Germany's EU presidency gives little hope for rapprochement with Turkey - politician
Germany’s presidency of the Council of the European Union, which started on July 1 and will last for six months, constitutes a glimmer of hope for Turkey to straighten out its relations with the EU, thanks to relatively strong ties between the two countries.
But Ismail Ertuğ, member of the Social Democratic Party of Germany and the European Parliament, told Ahval that Turkey’s positive expectations, should it harbour them, may be in vain because the priorities of Germany and Chancellor Angela Merkel lie elsewhere.
"Merkel presented her program at the European Parliament and she never mentioned Turkey, not once. So, in the light of her speech, it is interesting to raise such expectations," Ertuğ said.
Merkel said on July 8 that the German presidency, under the motto “Together for Europe’s recovery”, was set on tackling the huge challenges posed by the COVID-19 pandemic. She highlighted five areas that Europe needed to work on if it wanted to emerge unified and strong from the crisis; namely fundamental rights and freedoms, solidarity and cohesion, climate change, digitisation and Europe’s role in the world.
"When we look at Turkey from Europe, we see that the majority of fundamental rights and freedoms are abolished,” Ertuğ said. “We see that the judiciary is not independent and the situation is deteriorating daily.
“Therefore, the EU does not discuss Turkey because we cannot see any improvement or anything that can be considered positive that we can appreciate and support," he said.
Turkey’s EU membership talks have proven a drawn out process that have put Ankara and Brussels at political and diplomatic loggerheads for years.

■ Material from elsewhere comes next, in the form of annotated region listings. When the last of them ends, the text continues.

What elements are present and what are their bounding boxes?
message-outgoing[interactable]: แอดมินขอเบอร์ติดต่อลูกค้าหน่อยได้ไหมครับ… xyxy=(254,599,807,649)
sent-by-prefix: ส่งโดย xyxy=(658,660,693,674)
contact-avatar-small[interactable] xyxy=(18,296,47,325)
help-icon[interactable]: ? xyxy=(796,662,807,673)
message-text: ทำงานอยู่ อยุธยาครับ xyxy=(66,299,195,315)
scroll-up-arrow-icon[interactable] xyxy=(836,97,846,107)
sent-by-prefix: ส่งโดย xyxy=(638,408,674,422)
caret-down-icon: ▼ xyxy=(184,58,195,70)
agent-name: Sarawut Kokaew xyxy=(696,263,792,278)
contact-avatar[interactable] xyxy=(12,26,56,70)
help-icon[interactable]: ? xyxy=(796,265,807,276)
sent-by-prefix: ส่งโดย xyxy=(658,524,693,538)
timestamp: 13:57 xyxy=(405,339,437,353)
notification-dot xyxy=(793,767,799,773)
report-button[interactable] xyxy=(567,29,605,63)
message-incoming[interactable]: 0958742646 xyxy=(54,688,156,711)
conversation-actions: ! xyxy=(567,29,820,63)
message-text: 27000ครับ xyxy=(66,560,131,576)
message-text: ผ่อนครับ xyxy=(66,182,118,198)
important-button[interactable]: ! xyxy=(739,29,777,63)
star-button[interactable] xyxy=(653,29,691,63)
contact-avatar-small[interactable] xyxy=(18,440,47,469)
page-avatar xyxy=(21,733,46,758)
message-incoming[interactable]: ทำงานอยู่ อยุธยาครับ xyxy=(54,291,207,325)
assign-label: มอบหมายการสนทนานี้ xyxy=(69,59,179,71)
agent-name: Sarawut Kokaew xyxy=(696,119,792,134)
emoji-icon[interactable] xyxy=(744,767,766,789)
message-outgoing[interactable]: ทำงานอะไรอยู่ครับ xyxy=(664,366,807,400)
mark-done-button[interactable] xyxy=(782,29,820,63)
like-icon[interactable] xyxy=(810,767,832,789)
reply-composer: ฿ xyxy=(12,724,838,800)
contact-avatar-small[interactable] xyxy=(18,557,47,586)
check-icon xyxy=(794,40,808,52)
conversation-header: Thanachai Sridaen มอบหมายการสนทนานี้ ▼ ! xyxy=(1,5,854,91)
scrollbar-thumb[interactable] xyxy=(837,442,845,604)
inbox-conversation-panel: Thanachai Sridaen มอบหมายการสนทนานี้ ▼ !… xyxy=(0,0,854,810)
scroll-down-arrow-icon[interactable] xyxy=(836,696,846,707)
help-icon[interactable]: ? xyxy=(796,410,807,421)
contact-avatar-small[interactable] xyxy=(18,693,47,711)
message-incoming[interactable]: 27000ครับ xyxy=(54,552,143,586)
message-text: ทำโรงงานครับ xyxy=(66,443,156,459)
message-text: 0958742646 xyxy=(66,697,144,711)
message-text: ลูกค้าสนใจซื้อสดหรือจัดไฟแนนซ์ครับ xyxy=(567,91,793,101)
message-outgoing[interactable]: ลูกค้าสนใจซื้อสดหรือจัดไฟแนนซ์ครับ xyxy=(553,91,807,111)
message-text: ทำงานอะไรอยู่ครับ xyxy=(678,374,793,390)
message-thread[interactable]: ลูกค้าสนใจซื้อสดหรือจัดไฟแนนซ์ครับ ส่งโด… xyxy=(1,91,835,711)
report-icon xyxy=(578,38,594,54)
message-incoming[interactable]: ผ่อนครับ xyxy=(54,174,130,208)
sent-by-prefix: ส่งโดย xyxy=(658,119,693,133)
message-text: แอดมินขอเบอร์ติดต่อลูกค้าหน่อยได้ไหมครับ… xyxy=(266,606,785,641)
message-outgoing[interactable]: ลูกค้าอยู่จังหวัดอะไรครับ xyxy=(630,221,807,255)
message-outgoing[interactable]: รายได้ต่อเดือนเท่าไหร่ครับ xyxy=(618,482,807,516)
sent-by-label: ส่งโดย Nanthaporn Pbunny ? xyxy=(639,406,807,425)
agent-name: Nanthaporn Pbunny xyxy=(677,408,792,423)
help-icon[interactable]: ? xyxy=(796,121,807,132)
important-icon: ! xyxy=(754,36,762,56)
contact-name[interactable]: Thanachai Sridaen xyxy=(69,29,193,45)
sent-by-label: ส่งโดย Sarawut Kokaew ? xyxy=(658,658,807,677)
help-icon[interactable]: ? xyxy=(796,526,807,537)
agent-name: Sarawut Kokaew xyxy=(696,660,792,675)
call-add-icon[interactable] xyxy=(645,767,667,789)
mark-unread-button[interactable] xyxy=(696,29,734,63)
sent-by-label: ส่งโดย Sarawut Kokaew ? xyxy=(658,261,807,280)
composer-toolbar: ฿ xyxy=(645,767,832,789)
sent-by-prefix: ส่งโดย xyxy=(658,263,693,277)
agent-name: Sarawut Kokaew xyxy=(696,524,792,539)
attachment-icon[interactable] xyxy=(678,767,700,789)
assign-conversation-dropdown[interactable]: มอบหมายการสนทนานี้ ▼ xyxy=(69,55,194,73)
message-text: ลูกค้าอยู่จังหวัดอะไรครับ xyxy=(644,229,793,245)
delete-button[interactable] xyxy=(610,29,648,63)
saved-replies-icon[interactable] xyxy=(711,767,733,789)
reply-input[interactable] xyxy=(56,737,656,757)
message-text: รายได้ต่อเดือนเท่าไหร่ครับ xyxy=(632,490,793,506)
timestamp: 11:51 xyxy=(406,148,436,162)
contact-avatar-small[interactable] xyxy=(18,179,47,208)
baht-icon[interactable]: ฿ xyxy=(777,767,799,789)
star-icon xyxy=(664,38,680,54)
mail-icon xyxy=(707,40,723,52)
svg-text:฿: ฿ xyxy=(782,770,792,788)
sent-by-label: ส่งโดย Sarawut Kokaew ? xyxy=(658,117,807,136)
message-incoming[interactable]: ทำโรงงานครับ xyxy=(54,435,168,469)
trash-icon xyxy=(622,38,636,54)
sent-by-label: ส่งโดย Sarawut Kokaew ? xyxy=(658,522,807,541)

Negotiations on full membership began in 2005, but Turkey has made slow progress towards meeting the accession criteria.
Following a failed military coup against Erdoğan’s Justice and Development Party (AKP) government in 2016, the bloc froze the membership process, citing serious concerns about human rights and the rule of law.
On March 24, the EU General Affairs Council resolved to open membership talks with North Macedonia and Albania as part of the bloc's enlargement plans. Turkey was not mentioned, Ertuğ said.
Tensions between Turkey and the EU have recently escalated over Ankara's drilling for hydrocarbons around EU member Cyprus in the eastern Mediterranean, which has been deemed illegal by the bloc.
"Ankara's policies in the eastern Mediterranean further cool already ice cold relations with the EU. But I also have to say that the EU cannot make a proposal and tell Turkey 'Come, let's solve this issue'" Ertuğ said.
He said lack of foreign policy agreed by EU member states creates a vacuum that countries like Turkey exploit to pursue their geopolitical ambitions.
"Turkey did this in Syria, now it is doing it in Libya. But so long as the EU is unable to make an offer, it somehow goes down in history as being guilty for the collapse of relations with Ankara."
However, Ertuğ said the EU, notably the social democrats and socialists at the European Parliament, do not want to lose Turkey. He cited Turkey’s customs union with the EU, which the bloc has postponed updating, as an area in which they want to see progress.
"As European socialists, we receive a lot of criticism,” Ertuğ said. “Europe's social democrats do not want to lose Turkey despite its oppressive regime
“We are trying to take steps to open up the customs union for discussion. Our hand would strengthen if Turkey improved its human rights record rather than attempting to silence social media," he said.
If Turkey takes steps to strengthen democracy, the EU will "immediately respond positively and constructively", he said. Ankara's distancing itself from fundamental rights and freedoms is also crippling its economy, he said.
Last year, German automotive giant Volkswagen began preparations to build a car plant in the western Turkish province of Manisa, starting work on the land allocated to it by the Turkish government free of charge.
Following months of foot-dragging, Volkswagen said this month it would not build the 1.3 billion-euro factory, citing a slump in demand caused by the COVID-19 pandemic.
"There is no investment where there is no trust in justice,” Ertuğ said. “Volkswagen considered Turkey seriously. However, they had faced serious pressures and Volkswagen officials had to reconsider their decision.”